Particle physics studies the elementary constituents of matter and the fundamental forces acting between them. The present knowledge in this field is - today in a conceptually satisfactory form - described by the so-called standard model (SM) of particle physics. With this, a largely consistent theory of the fundamental contituents and interactions in nature has been developped - let alone gravitation.
The invention of this theory from experimental results and theoretical concepts is one of the major epistemological steps of the 20th century. Although many aspects of the SM have been checked and confirmed by experiment, essential points are still missing. Moreover, we are now convinced that the standard model is far from being complete. It is an important step to a deeper and more correct description of nature.

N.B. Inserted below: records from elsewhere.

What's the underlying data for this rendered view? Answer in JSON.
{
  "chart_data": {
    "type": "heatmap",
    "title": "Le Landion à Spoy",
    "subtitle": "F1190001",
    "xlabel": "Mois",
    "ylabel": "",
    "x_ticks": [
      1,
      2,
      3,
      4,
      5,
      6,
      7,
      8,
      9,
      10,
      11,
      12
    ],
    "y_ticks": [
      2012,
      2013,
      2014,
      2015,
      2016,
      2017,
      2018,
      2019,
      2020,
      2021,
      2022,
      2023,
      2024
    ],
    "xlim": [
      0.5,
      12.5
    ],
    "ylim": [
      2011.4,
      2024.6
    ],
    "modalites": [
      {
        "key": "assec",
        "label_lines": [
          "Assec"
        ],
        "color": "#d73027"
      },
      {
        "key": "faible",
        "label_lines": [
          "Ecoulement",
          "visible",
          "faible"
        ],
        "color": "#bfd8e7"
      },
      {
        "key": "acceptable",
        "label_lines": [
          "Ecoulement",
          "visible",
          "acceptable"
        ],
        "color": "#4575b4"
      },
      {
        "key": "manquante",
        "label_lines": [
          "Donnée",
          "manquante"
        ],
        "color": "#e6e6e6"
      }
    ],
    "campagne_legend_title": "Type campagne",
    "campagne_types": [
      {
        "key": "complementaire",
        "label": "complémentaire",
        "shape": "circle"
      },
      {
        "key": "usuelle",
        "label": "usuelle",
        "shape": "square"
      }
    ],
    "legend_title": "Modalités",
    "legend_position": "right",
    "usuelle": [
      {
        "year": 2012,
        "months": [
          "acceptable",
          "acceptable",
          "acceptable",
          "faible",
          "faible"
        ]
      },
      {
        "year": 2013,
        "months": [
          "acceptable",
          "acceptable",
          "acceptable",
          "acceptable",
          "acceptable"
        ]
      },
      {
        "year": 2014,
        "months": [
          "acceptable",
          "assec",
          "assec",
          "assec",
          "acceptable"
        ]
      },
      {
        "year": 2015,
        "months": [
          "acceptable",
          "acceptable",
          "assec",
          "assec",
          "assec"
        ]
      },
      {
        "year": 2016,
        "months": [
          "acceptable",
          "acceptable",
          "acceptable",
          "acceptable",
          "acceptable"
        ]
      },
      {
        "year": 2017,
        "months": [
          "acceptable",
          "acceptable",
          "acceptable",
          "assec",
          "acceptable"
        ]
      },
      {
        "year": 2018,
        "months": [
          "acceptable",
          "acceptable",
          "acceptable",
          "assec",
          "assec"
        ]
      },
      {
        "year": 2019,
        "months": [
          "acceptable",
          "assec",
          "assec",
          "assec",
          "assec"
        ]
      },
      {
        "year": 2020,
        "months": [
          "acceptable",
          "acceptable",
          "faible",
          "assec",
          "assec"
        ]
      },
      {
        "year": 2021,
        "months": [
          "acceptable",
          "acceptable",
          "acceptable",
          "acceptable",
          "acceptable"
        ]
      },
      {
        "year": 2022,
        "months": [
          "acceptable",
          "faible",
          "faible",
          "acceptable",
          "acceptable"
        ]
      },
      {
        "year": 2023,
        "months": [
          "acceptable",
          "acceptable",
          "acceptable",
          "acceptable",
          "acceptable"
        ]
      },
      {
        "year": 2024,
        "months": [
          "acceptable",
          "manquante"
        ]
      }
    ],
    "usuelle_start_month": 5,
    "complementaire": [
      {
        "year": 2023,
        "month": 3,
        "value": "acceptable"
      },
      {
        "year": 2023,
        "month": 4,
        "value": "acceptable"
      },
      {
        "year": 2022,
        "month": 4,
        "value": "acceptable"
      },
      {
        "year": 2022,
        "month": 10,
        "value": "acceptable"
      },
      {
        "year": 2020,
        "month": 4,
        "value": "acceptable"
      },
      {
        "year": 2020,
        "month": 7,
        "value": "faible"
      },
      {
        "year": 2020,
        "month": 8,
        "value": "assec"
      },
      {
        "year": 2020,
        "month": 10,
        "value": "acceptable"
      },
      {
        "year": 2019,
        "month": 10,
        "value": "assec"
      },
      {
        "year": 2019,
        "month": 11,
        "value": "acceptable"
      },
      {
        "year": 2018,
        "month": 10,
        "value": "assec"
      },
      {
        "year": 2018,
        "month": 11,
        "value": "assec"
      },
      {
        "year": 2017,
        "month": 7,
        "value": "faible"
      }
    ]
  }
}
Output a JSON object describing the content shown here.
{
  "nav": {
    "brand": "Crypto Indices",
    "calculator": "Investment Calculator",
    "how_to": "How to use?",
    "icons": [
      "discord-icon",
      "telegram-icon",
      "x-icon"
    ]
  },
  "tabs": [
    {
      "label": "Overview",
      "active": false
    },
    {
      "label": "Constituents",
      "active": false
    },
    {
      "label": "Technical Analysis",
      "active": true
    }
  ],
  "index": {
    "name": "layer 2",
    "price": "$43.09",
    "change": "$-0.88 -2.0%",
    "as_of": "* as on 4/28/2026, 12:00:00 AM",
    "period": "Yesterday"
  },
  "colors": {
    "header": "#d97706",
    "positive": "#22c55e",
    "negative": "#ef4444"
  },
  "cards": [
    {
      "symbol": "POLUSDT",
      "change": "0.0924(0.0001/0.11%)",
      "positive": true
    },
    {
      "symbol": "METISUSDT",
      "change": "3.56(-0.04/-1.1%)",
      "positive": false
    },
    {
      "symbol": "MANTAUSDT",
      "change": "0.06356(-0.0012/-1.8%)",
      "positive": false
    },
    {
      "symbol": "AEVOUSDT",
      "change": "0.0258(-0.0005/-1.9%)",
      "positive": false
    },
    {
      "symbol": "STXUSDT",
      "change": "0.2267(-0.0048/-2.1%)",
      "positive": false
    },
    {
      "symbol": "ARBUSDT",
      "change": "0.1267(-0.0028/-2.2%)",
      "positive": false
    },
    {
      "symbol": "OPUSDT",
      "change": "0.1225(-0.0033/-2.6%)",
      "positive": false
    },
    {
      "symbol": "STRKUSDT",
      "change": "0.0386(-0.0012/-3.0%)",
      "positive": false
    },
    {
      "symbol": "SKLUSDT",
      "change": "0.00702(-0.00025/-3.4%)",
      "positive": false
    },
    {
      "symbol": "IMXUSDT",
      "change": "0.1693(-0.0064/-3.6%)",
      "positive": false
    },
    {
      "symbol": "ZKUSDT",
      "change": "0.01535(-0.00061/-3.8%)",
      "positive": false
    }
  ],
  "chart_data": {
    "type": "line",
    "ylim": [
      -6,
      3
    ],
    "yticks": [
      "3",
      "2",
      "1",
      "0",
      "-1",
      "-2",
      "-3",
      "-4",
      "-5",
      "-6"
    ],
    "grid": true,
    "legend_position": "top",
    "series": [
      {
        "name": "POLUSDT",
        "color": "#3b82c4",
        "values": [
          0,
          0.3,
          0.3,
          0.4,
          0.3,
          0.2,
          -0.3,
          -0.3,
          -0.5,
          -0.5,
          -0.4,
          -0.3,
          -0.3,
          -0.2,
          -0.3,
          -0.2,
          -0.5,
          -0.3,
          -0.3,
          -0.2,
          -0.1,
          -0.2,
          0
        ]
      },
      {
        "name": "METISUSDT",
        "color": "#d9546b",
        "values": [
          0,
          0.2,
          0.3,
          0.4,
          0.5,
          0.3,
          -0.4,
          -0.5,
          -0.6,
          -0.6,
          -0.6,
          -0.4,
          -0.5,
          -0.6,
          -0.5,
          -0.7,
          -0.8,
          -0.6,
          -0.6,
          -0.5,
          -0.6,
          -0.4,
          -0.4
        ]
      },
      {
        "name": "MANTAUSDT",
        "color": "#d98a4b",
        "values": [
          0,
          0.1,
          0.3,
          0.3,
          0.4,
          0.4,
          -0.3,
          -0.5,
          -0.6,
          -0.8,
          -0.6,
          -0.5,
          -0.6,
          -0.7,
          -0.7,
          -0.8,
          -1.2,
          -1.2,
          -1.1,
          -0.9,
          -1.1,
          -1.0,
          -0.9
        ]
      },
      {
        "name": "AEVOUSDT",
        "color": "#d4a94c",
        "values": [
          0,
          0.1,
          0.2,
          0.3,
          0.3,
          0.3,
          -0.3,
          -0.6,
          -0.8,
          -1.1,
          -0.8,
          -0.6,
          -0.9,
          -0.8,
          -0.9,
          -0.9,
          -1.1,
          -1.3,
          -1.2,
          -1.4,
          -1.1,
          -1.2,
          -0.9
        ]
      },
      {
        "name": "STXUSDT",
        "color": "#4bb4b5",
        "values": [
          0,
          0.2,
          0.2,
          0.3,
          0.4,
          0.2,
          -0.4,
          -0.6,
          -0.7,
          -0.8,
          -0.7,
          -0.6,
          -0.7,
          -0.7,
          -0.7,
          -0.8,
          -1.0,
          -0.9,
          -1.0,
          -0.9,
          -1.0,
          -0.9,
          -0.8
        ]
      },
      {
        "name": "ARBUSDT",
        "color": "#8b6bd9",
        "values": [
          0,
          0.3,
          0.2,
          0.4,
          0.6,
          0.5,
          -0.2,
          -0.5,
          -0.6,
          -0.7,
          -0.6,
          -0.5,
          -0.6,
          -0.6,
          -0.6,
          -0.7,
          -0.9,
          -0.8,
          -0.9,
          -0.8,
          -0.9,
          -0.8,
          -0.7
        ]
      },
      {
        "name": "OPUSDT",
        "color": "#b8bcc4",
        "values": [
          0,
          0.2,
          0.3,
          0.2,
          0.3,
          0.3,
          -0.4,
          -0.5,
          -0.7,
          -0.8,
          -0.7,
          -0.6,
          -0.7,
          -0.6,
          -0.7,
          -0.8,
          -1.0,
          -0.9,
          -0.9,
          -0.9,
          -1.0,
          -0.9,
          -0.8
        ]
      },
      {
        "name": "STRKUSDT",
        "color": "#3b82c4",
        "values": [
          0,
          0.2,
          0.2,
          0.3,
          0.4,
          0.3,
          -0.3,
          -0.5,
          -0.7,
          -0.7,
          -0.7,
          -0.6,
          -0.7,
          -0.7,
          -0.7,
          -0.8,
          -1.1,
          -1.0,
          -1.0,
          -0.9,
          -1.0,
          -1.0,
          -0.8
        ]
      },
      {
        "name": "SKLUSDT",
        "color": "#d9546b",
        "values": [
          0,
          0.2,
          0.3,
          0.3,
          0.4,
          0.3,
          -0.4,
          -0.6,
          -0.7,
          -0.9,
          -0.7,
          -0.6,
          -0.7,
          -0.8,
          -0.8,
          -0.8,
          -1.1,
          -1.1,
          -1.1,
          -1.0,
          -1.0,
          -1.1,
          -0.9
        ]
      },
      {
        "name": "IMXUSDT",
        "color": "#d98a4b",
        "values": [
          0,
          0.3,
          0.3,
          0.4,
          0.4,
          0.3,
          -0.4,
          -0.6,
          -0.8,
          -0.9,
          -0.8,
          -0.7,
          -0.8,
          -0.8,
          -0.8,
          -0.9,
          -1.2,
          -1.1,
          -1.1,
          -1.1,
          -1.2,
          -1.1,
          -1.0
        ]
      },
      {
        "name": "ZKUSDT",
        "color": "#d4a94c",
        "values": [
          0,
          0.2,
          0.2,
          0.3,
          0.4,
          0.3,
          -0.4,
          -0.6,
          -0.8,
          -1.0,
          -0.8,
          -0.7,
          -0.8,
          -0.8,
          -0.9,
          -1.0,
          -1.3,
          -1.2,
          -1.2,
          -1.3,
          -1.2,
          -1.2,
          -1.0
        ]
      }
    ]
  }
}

Particle physics deals with a multitude of theoretical as well as experimental questions. Included are e.g. the question of neutrino masses and -mixing, the measurement of all quark mixing parameters, CP-violation in the heavy quark domain, the search for the Higgs particle and more generally the mechanism of particle mass generation, the search for higher symmetries (especially supersymmetry), quantum gravitation and many more.
The aim of particle physics is the understanding of the smallest structures of the world. In pursuing this aim, particle physics has become simultaneously an important foundation for the theoretical understanding of the formation and development of the universe. Particle physics is a prototype of a fundamental science.